O documento pede que a governadora assegure Secretaria de Administração Penitenciária “todo o instrumental necessário para que possa cumprir com suas atribuições. O momento de agora exige oferecer expresso suporte à pasta. A tortura é um crime hediondo e não deve passar impune”.

De acordo com fontes ouvidas pela agência Saiba Mais, o Sindicato busca o desgaste de Florêncio. Uma das iniciativas que têm desagradado a entidade é justamente a abertura de procedimentos para investigar crimes de tortura dentro dos presídios.

A atual administração passou a adotar novos procedimentos de apuração. Assim que a gestão recebe a denúncia de um interno torturado nas dependências de algum presidio, encaminha o detento para a realização de exames de corpo de delito para averiguar também de quem partiu os maus-tratos.

Outra medida que estaria desagradando parte dos policiais penais é a aquisição de um scanner de corpo inteiro para a revista de familiares de presos, acabando assim com as cenas humilhantes, especialmente para mulheres, de revista íntima.

Confira a nota da OAB/RN:

CARTA À GOVERNADORA DO ESTADO

Por: Comissão de Direitos Humanos e Comissão de Segurança Pública e Política Carcerária

A Ordem dos Advogados do Brasil, Seccional do Estado do Rio Grande do Norte, com expressa manifestação de apoio vinda de sua Comissão de Direitos Humanos e de sua Comissão de Segurança Pública e Política Carcerária, vem, por meio do presente documento, manifestar profunda preocupação com a situação do sistema prisional norte-riograndense.

Nos últimos dias, a Comissão de Direitos Humanos da OAB/RN recebeu dezenas de denúncias reportando violações gravíssimas aos direitos daqueles que cumprem pena privativa de liberdade no nosso Estado. Bombas de gás, balas de borracha e lesões corporais são apenas alguns dos fatos reportados através de mensagens que já foram devidamente encaminhadas ao Comitê Estadual de Prevenção e Combate à Tortura para fins de apuração e inspeção local.

Em meio a essa caótica e preocupante situação, através de notícia veiculada na mídia local, foi possível observar manifestação proferida pela liderança do sindicato policial expondo que “o que segura preso é bala.”

Não há como receber a missão institucional de prezar pela legalidade e respeito aos direitos sem agir diante de uma conjuntura tão delicada e preocupante. A OAB/RN jamais poderia ser omissa diante de tão grave situação colocada diante dela.

O sistema penitenciário brasileiro vive uma terrível conjuntura de estado de coisas inconstitucional já reconhecida, inclusive, pelo Supremo Tribunal Federal. O Estado do Rio Grande do Norte, pelo que se descreve aqui, parece não fugir à regra.
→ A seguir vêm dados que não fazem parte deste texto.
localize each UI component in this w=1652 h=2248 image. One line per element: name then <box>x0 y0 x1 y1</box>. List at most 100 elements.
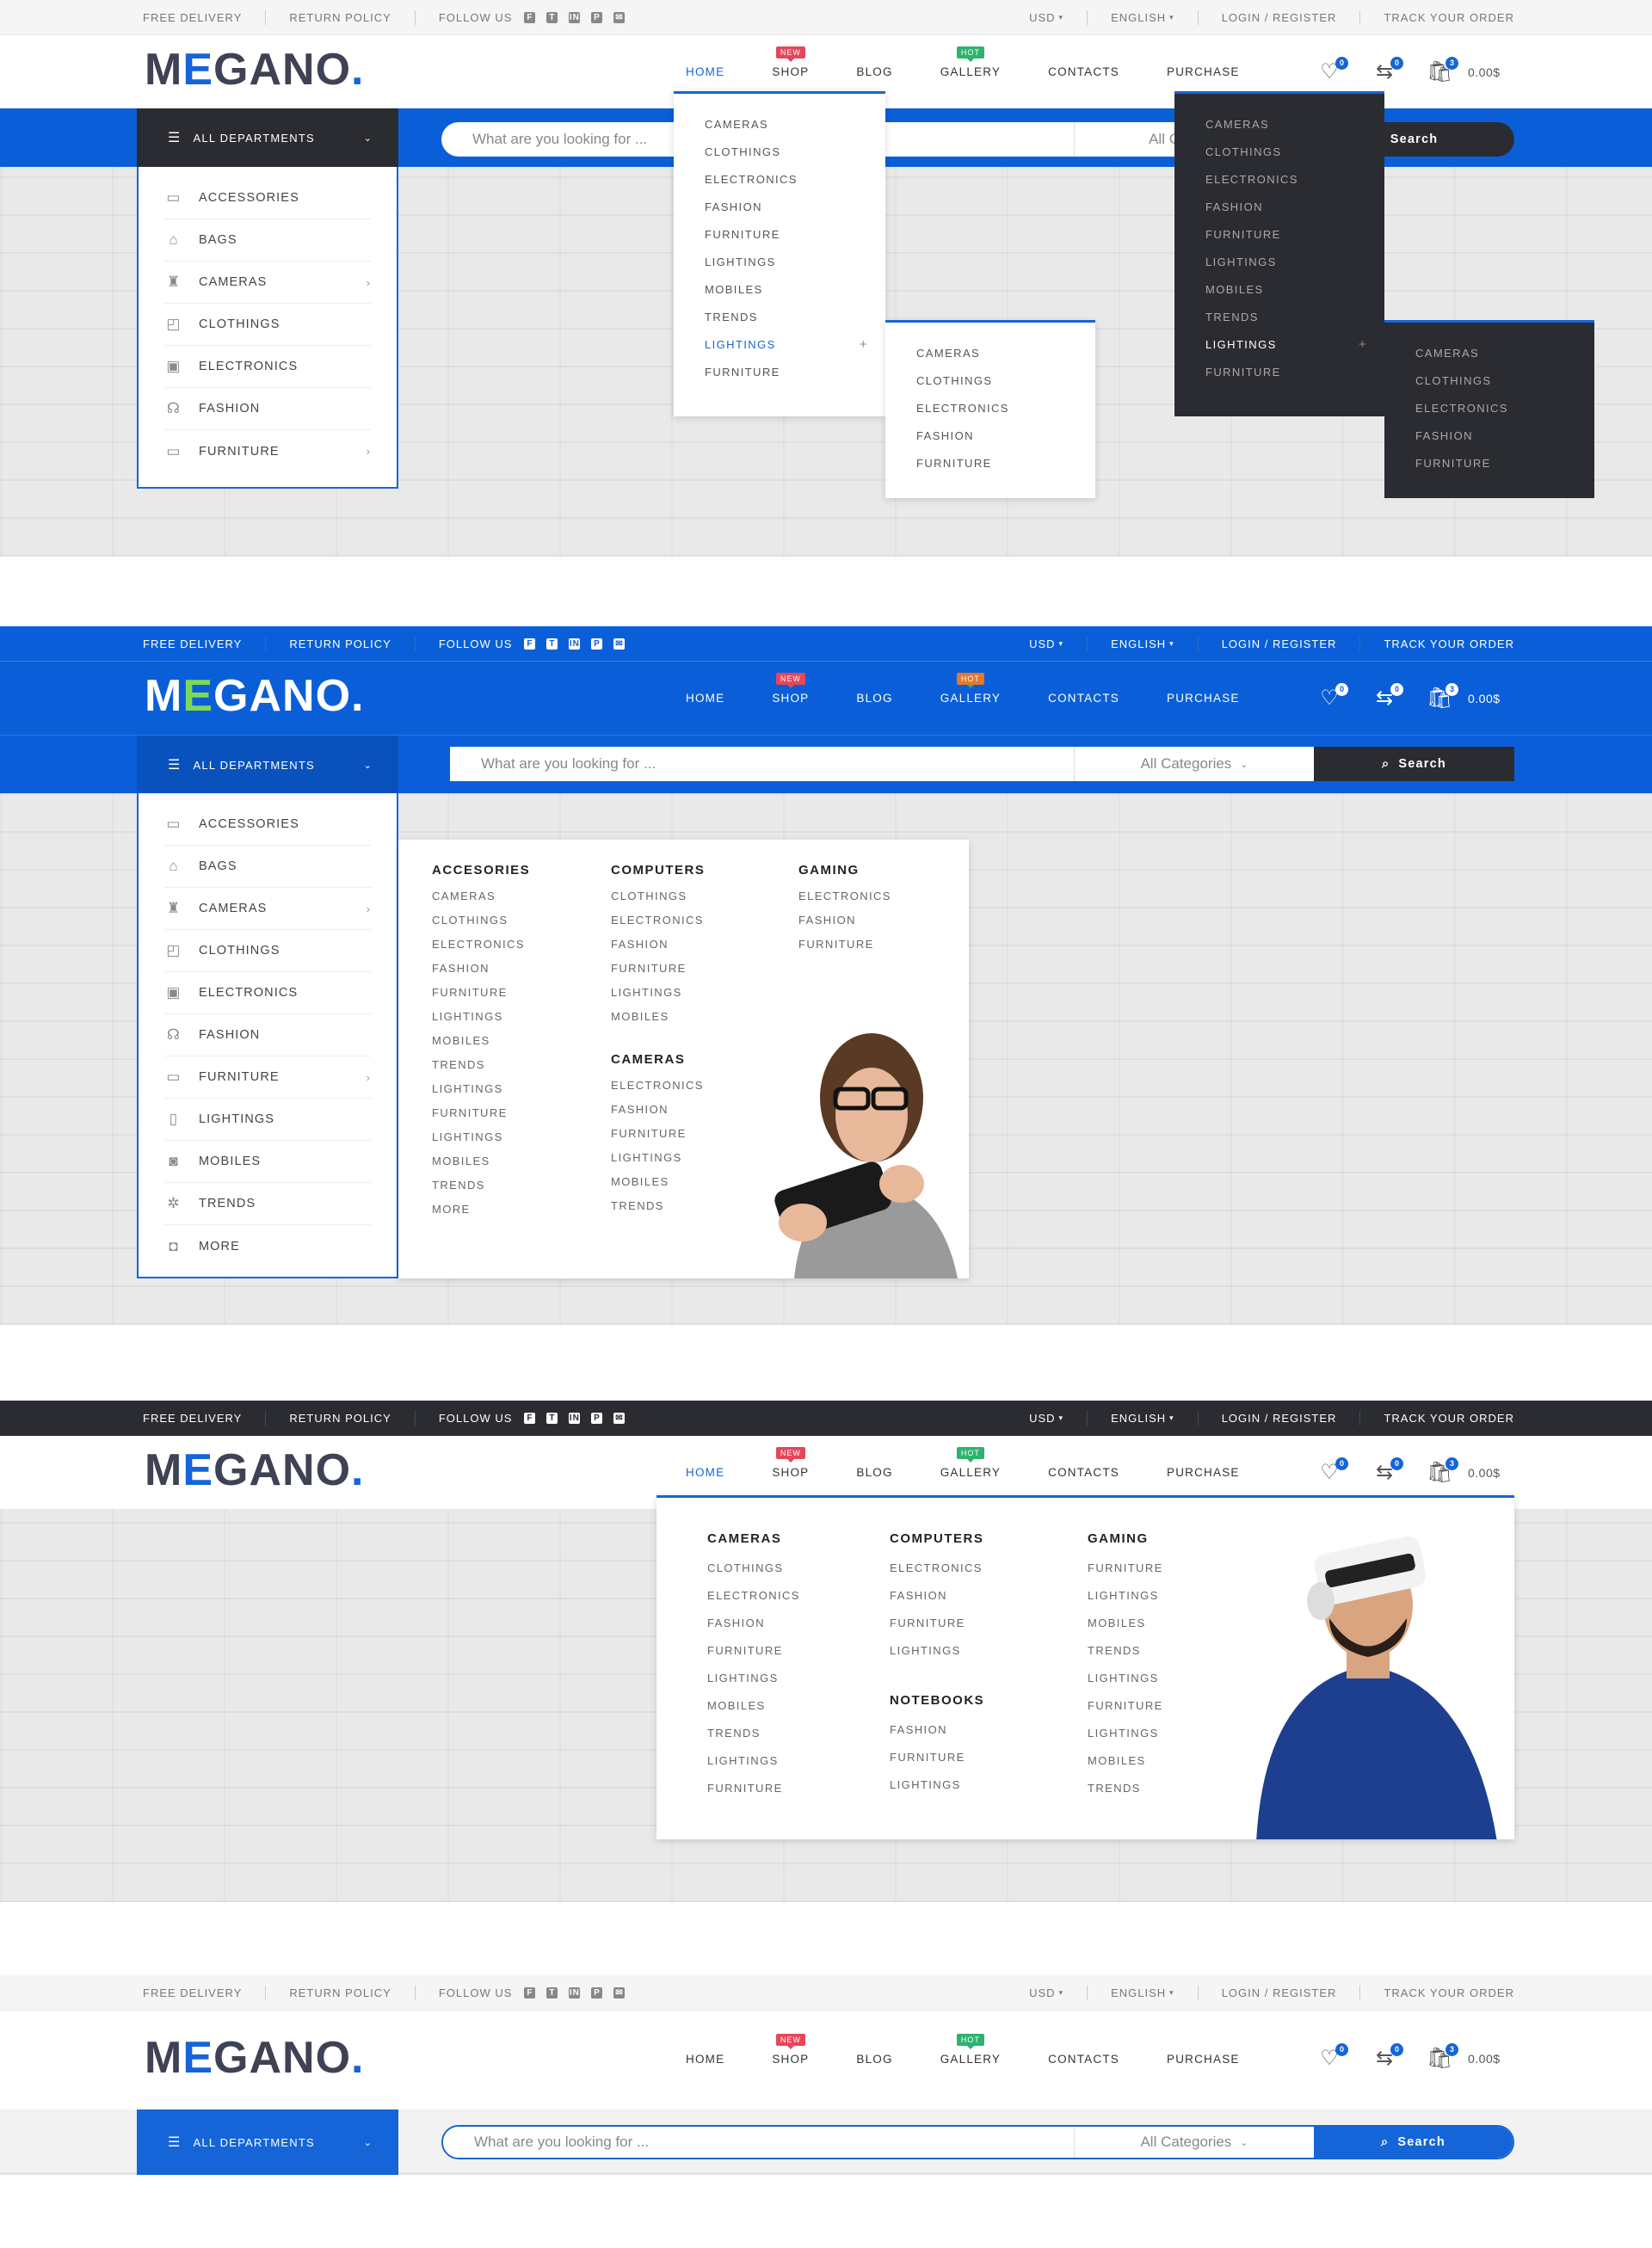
login-register-link[interactable]: Login / Register <box>1199 1411 1361 1426</box>
mega-link[interactable]: Furniture <box>707 1775 800 1802</box>
free-delivery-link[interactable]: Free Delivery <box>143 637 267 651</box>
nav-purchase[interactable]: Purchase <box>1167 65 1240 78</box>
mega-link[interactable]: Furniture <box>890 1744 984 1771</box>
linkedin-icon[interactable]: in <box>569 1413 581 1424</box>
sidebar-item-accessories[interactable]: ▭ Accessories <box>164 804 371 846</box>
mega-link[interactable]: Fashion <box>611 1098 705 1122</box>
nav-shop[interactable]: New Shop <box>772 673 809 705</box>
track-order-link[interactable]: Track Your Order <box>1360 10 1514 25</box>
nav-home[interactable]: Home <box>686 2053 724 2066</box>
dropdown-item[interactable]: Mobiles <box>705 276 885 304</box>
mega-link[interactable]: Furniture <box>432 1101 530 1125</box>
mega-link[interactable]: Trends <box>432 1053 530 1077</box>
mega-link[interactable]: Lightings <box>1088 1720 1163 1747</box>
mega-link[interactable]: Lightings <box>611 1146 705 1170</box>
all-departments-button[interactable]: ☰ All Departments ⌄ <box>137 736 398 794</box>
mega-link[interactable]: Electronics <box>432 933 530 957</box>
nav-gallery[interactable]: Hot Gallery <box>940 2033 1001 2066</box>
nav-contacts[interactable]: Contacts <box>1048 692 1119 705</box>
sidebar-item-electronics[interactable]: ▣ Electronics <box>164 972 371 1014</box>
compare-icon[interactable]: ⇆ 0 <box>1372 2043 1403 2072</box>
dropdown-item[interactable]: Furniture <box>1205 359 1384 386</box>
submenu-item[interactable]: Clothings <box>916 367 1095 395</box>
nav-contacts[interactable]: Contacts <box>1048 2053 1119 2066</box>
nav-shop[interactable]: New Shop <box>772 1447 809 1479</box>
mega-link[interactable]: More <box>432 1198 530 1222</box>
free-delivery-link[interactable]: Free Delivery <box>143 1411 267 1426</box>
submenu-item[interactable]: Cameras <box>916 340 1095 367</box>
nav-blog[interactable]: Blog <box>856 65 892 78</box>
mega-link[interactable]: Clothings <box>611 884 705 908</box>
cart-icon[interactable]: 🛍 3 <box>1427 2043 1458 2072</box>
mail-icon[interactable]: ✉ <box>613 12 626 23</box>
logo[interactable]: MEGANO. <box>145 44 364 95</box>
mega-link[interactable]: Clothings <box>707 1555 800 1582</box>
sidebar-item-fashion[interactable]: ☊ Fashion <box>164 1014 371 1056</box>
sidebar-item-bags[interactable]: ⌂ Bags <box>164 846 371 888</box>
submenu-item[interactable]: Furniture <box>916 450 1095 477</box>
mega-link[interactable]: Electronics <box>611 908 705 933</box>
mega-link[interactable]: Lightings <box>890 1771 984 1799</box>
all-departments-button[interactable]: ☰ All Departments ⌄ <box>137 2109 398 2175</box>
dropdown-item[interactable]: Electronics <box>705 166 885 194</box>
mega-link[interactable]: Furniture <box>798 933 891 957</box>
nav-contacts[interactable]: Contacts <box>1048 1466 1119 1479</box>
dropdown-item[interactable]: Lightings <box>1205 249 1384 276</box>
mega-link[interactable]: Furniture <box>611 1122 705 1146</box>
return-policy-link[interactable]: Return Policy <box>266 1986 416 2000</box>
twitter-icon[interactable]: t <box>546 1413 558 1424</box>
dropdown-item[interactable]: Furniture <box>705 359 885 386</box>
nav-home[interactable]: Home <box>686 692 724 705</box>
nav-purchase[interactable]: Purchase <box>1167 692 1240 705</box>
sidebar-item-bags[interactable]: ⌂ Bags <box>164 219 371 262</box>
nav-home[interactable]: Home <box>686 1466 724 1479</box>
mega-link[interactable]: Fashion <box>890 1716 984 1744</box>
dropdown-item[interactable]: Clothings <box>705 139 885 166</box>
mega-link[interactable]: Lightings <box>611 981 705 1005</box>
mega-link[interactable]: Cameras <box>432 884 530 908</box>
mega-link[interactable]: Mobiles <box>1088 1747 1163 1775</box>
mail-icon[interactable]: ✉ <box>613 1413 626 1424</box>
dropdown-item[interactable]: Trends <box>1205 304 1384 331</box>
dropdown-item[interactable]: Cameras <box>705 111 885 139</box>
submenu-item[interactable]: Electronics <box>916 395 1095 422</box>
facebook-icon[interactable]: f <box>524 1413 536 1424</box>
sidebar-item-accessories[interactable]: ▭ Accessories <box>164 177 371 219</box>
mail-icon[interactable]: ✉ <box>613 638 626 650</box>
mega-link[interactable]: Furniture <box>1088 1692 1163 1720</box>
cart-icon[interactable]: 🛍 3 <box>1427 56 1458 85</box>
pinterest-icon[interactable]: p <box>591 638 603 650</box>
all-departments-button[interactable]: ☰ All Departments ⌄ <box>137 108 398 167</box>
mega-link[interactable]: Mobiles <box>611 1005 705 1029</box>
cart-icon[interactable]: 🛍 3 <box>1427 682 1458 711</box>
submenu-item[interactable]: Fashion <box>1415 422 1594 450</box>
mega-link[interactable]: Lightings <box>1088 1665 1163 1692</box>
linkedin-icon[interactable]: in <box>569 12 581 23</box>
mega-link[interactable]: Electronics <box>611 1074 705 1098</box>
category-select[interactable]: All Categories ⌄ <box>1075 2127 1314 2158</box>
dropdown-item-active[interactable]: Lightings + <box>705 331 885 359</box>
dropdown-item[interactable]: Furniture <box>705 221 885 249</box>
language-select[interactable]: English ▾ <box>1088 1411 1199 1426</box>
login-register-link[interactable]: Login / Register <box>1199 637 1361 651</box>
currency-select[interactable]: USD ▾ <box>1006 1986 1088 2000</box>
sidebar-item-electronics[interactable]: ▣ Electronics <box>164 346 371 388</box>
dropdown-item[interactable]: Fashion <box>705 194 885 221</box>
free-delivery-link[interactable]: Free Delivery <box>143 1986 267 2000</box>
mega-link[interactable]: Mobiles <box>432 1029 530 1053</box>
wishlist-icon[interactable]: ♡ 0 <box>1316 56 1348 85</box>
sidebar-item-furniture[interactable]: ▭ Furniture › <box>164 430 371 472</box>
nav-home[interactable]: Home <box>686 65 724 78</box>
submenu-item[interactable]: Furniture <box>1415 450 1594 477</box>
pinterest-icon[interactable]: p <box>591 1413 603 1424</box>
logo[interactable]: MEGANO. <box>145 670 364 722</box>
mega-link[interactable]: Fashion <box>611 933 705 957</box>
sidebar-item-trends[interactable]: ✲ Trends <box>164 1183 371 1225</box>
nav-blog[interactable]: Blog <box>856 692 892 705</box>
mega-link[interactable]: Trends <box>1088 1637 1163 1665</box>
nav-contacts[interactable]: Contacts <box>1048 65 1119 78</box>
submenu-item[interactable]: Fashion <box>916 422 1095 450</box>
nav-shop[interactable]: New Shop <box>772 2033 809 2066</box>
submenu-item[interactable]: Electronics <box>1415 395 1594 422</box>
search-button[interactable]: ⌕ Search <box>1314 747 1514 781</box>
Esse fato de constante irregularidade, ilegalidade e inconstitucionalidade é muito bem delineado no último relatório produzido pelo Comitê Estadual de Prevenção e Combate à Tortura. Após inspecionar unidades prisionais do Estado do RN, o Comitê demonstrou mediante dados, fatos e ilustrações inúmeras e recorrentes violações à lei de execuções penais.
Através dessa carta, a OAB/RN demonstra a sua profunda preocupação com a atual situação de ilegalidade e violação de direitos nas unidades prisionais do RN.
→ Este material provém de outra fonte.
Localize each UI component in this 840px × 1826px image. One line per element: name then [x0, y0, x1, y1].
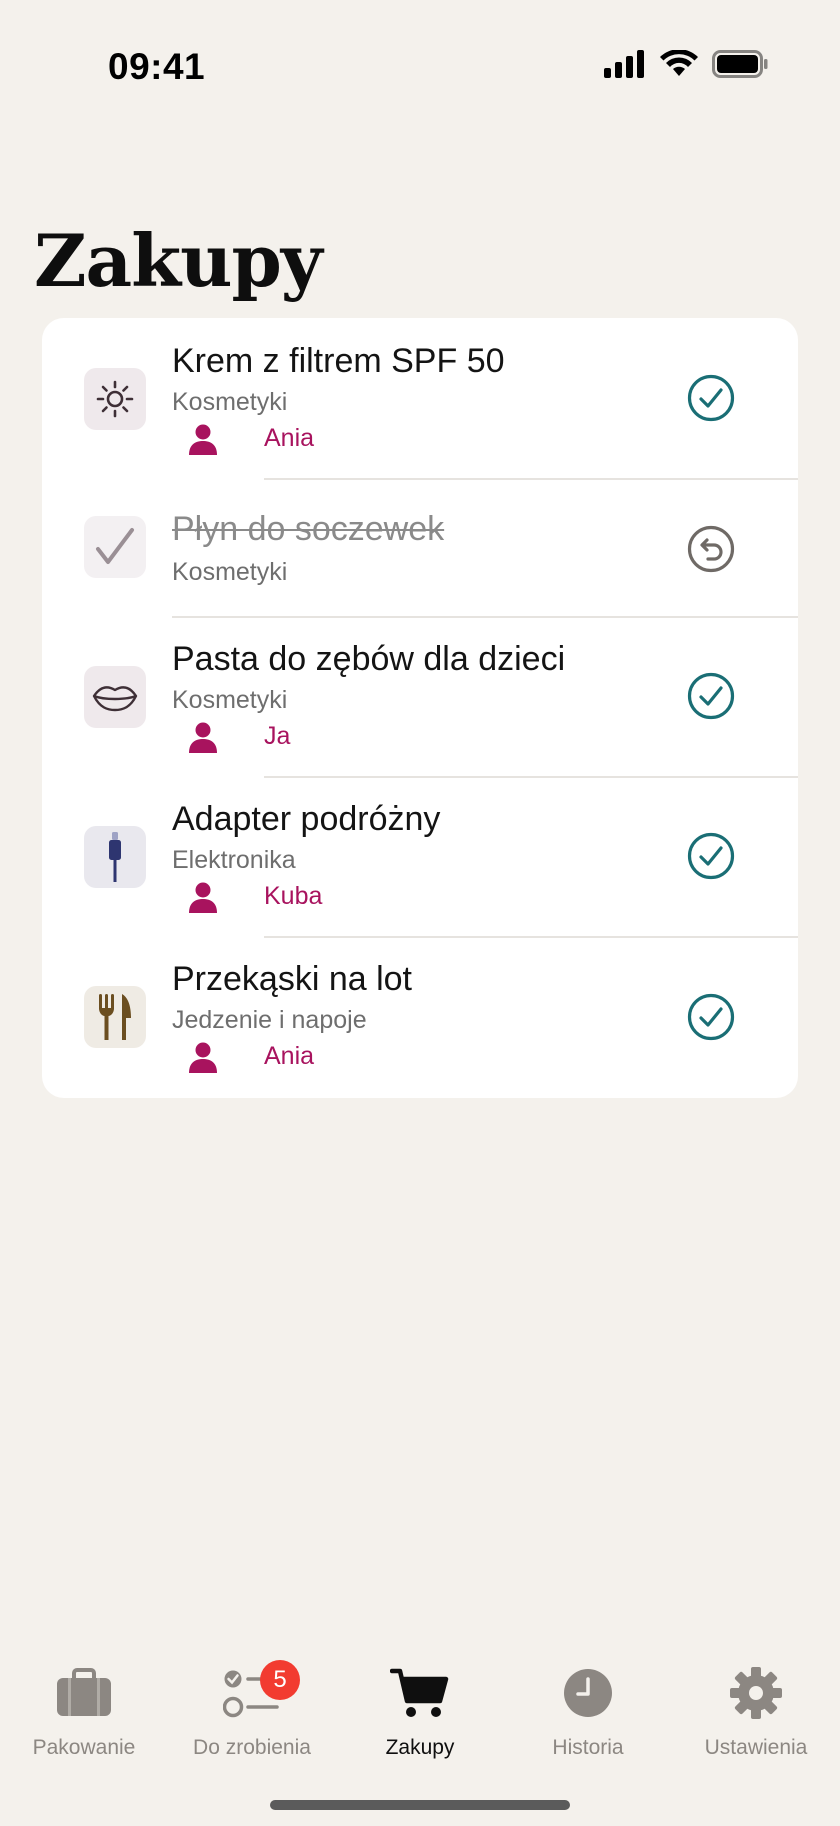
gear-icon: [729, 1662, 783, 1724]
item-category: Kosmetyki: [172, 686, 288, 714]
tab-label: Historia: [552, 1736, 624, 1759]
list-item[interactable]: Płyn do soczewek Kosmetyki: [42, 480, 798, 616]
shopping-list: Krem z filtrem SPF 50 Kosmetyki Ania Pły…: [42, 318, 798, 1098]
check-icon[interactable]: [686, 671, 736, 721]
item-title: Płyn do soczewek: [172, 510, 445, 548]
home-indicator[interactable]: [270, 1800, 570, 1810]
status-time: 09:41: [108, 46, 206, 87]
cart-icon: [390, 1662, 450, 1724]
tab-ustawienia[interactable]: Ustawienia: [672, 1640, 840, 1760]
tab-do-zrobienia[interactable]: Do zrobienia 5: [168, 1640, 336, 1760]
check-icon[interactable]: [686, 992, 736, 1042]
tab-label: Ustawienia: [704, 1736, 808, 1759]
item-person: Ja: [264, 722, 291, 750]
notification-badge: 5: [260, 1660, 300, 1700]
list-item[interactable]: Przekąski na lot Jedzenie i napoje Ania: [42, 938, 798, 1098]
suitcase-icon: [55, 1662, 113, 1724]
list-item[interactable]: Pasta do zębów dla dzieci Kosmetyki Ja: [42, 618, 798, 776]
list-item[interactable]: Adapter podróżny Elektronika Kuba: [42, 778, 798, 936]
check-icon[interactable]: [686, 373, 736, 423]
wifi-icon: [660, 50, 698, 76]
item-title: Przekąski na lot: [172, 960, 412, 998]
check-icon[interactable]: [686, 831, 736, 881]
page-title: Zakupy: [34, 218, 323, 303]
list-item[interactable]: Krem z filtrem SPF 50 Kosmetyki Ania: [42, 318, 798, 478]
person-icon: [189, 424, 217, 455]
tab-label: Pakowanie: [32, 1736, 136, 1759]
sun-icon: [84, 368, 146, 430]
battery-icon: [712, 50, 768, 78]
lips-icon: [84, 666, 146, 728]
status-icons: [604, 50, 768, 78]
tab-label: Zakupy: [385, 1736, 455, 1759]
item-category: Kosmetyki: [172, 388, 288, 416]
item-category: Elektronika: [172, 846, 296, 874]
tab-historia[interactable]: Historia: [504, 1640, 672, 1760]
item-person: Ania: [264, 424, 315, 452]
item-title: Pasta do zębów dla dzieci: [172, 640, 566, 678]
item-category: Jedzenie i napoje: [172, 1006, 367, 1034]
tab-label: Do zrobienia: [193, 1736, 311, 1759]
fork-knife-icon: [84, 986, 146, 1048]
item-title: Krem z filtrem SPF 50: [172, 342, 505, 380]
item-person: Ania: [264, 1042, 315, 1070]
tab-pakowanie[interactable]: Pakowanie: [0, 1640, 168, 1760]
signal-icon: [604, 50, 644, 78]
tab-bar: Pakowanie Do zrobienia 5 Zakupy Historia…: [0, 1640, 840, 1780]
plug-icon: [84, 826, 146, 888]
item-category: Kosmetyki: [172, 558, 288, 586]
person-icon: [189, 882, 217, 913]
person-icon: [189, 1042, 217, 1073]
status-bar: 09:41: [0, 0, 840, 130]
tab-zakupy[interactable]: Zakupy: [336, 1640, 504, 1760]
clock-icon: [562, 1662, 614, 1724]
checkmark-icon: [84, 516, 146, 578]
undo-icon[interactable]: [686, 524, 736, 574]
person-icon: [189, 722, 217, 753]
item-person: Kuba: [264, 882, 323, 910]
item-title: Adapter podróżny: [172, 800, 441, 838]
A situação em questão, marcada por aspectos históricos e estruturantes que dificultam a sua imediata resolução, precisa ser analisada pelo governo com urgência e olhar atento à complexidade que a envolve.

Tensões entre membros do sindicato e a administração penitenciária podem dificultar o adequado enfrentamento do caso. É fundamental que o Governo do Estado assegure todo apoio e suporte necessários à eficiente atuação da administração penitenciária. É preciso reconhecer aqui a qualidade do relevante e criterioso trabalho realizado pelo Secretário de Administração Penitenciária, o senhor Pedro Florêncio Filho. Ele, ao longo de sua atuação, tem realizado esforços para ser combativo no sentido de tentar garantir o absoluto respeito à legalidade no sistema prisional potiguar. A legalidade, especialmente no que diz respeito ao cumprimento do conteúdo da lei de execução penal, é imprescindível ao regular e harmonioso funcionamento do sistema prisional.

Reivindicamos, portanto, da Governadora do Estado do Rio Grande do Norte, que assegure à pasta da administração penitenciária todo o instrumental necessário para que possa cumprir com suas atribuições. O momento de agora exige oferecer expresso suporte à pasta.

A tortura é um crime hediondo e não deve passar impune.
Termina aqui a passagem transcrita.